The canopy of the walnut tree reached all the way to the northeast corner of our backyard, which sloped upward. My sister and I would hang out along the back fence peeing in trenches we dug with my dad’s trowel and knocking knot holes out to harass the neighbor’s strange animals with sticks. His name was Jack and he complained to my father many times, but we still spied and poked his tortoise.
Jack had a large above ground pool and once my sister claimed she saw a rotund woman wearing a large diamond ring and sloshing around in it with a chimpanzee. I imagined myself standing there now, outside of the kitchen window far beyond where my mother would be standing, watching a floppy woman in a dated bathing suit synchronized swimming with an ape to Mancini’s waltz.
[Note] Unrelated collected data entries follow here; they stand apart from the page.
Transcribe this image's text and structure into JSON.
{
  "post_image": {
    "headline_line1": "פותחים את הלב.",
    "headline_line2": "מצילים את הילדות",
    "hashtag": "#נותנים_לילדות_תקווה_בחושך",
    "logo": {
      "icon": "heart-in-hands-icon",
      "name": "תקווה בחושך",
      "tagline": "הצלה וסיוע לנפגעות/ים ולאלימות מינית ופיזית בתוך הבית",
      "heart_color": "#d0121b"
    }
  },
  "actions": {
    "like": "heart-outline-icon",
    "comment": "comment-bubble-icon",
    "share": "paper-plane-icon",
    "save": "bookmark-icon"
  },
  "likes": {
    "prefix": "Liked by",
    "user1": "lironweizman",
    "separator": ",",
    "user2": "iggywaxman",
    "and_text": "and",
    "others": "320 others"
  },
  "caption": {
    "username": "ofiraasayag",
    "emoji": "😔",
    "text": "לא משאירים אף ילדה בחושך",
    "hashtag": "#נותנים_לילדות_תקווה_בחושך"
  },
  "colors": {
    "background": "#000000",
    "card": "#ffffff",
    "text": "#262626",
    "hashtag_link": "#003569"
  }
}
Where the property line we shared with Jack met the fence behind the shed was charged earth and the site of an ornate altar to the Virgin Mary. The base of it was a triangle made of cement with plaster finishing that sloped upward and was embossed with scallop seashells. The altar itself was an arch encrusted with shells and fragments of blue glass in a mosaic pattern. Inside lived a female deity, something I was familiar with from my mother’s Hindu altar inside of the house.
I prayed and played at this altar, not knowing the difference between the gods of Vedic culture and the presence in my beloved outdoor sanctuary – now knowing that there is no difference and, if there was, it didn’t matter.
I would sweep the plaster floor with a broom my father fashioned out of sticks and my mother let me light small white paraffin candles in holders made of clay at the feet of the statue. There were broken trinkets that once hung from the arch that I would polish with my sweatshirt and put back in their spots. A small porcelain bird and a fragment of a bell, the fishing line that once hooked them still hanging in pieces overhead.
As day turned to dusk, I would watch the candle’s flame lap gently within the dome of the arch, illuminating the statuette’s raised features and casting shadow pools where her face was gaunt or her gown pleated. Creatures lurked about as they did in every corner of the yard, but here somehow I knew they wouldn’t hurt me. Laying there I often wondered who consecrated this patch of land and why. Was it a place they were hoping to come back to?
A pilgrimage can be to anywhere. It can be along an ancient route like the Camino de Santiago where scallops guide travelers to the god they seek, or me to this place by way of grooves in shells that the fingers of my memory can still trace to deliverance.
And every home has strange places, like haunted attics and forgotten cemeteries dotted with fieldstones of war and famine. My home possessed this spirit, gothic yet uplifting, steeped in mysterious rituals cloaked by time, yet welcoming, like a vigilant Mother, eternal in her presence and gaze.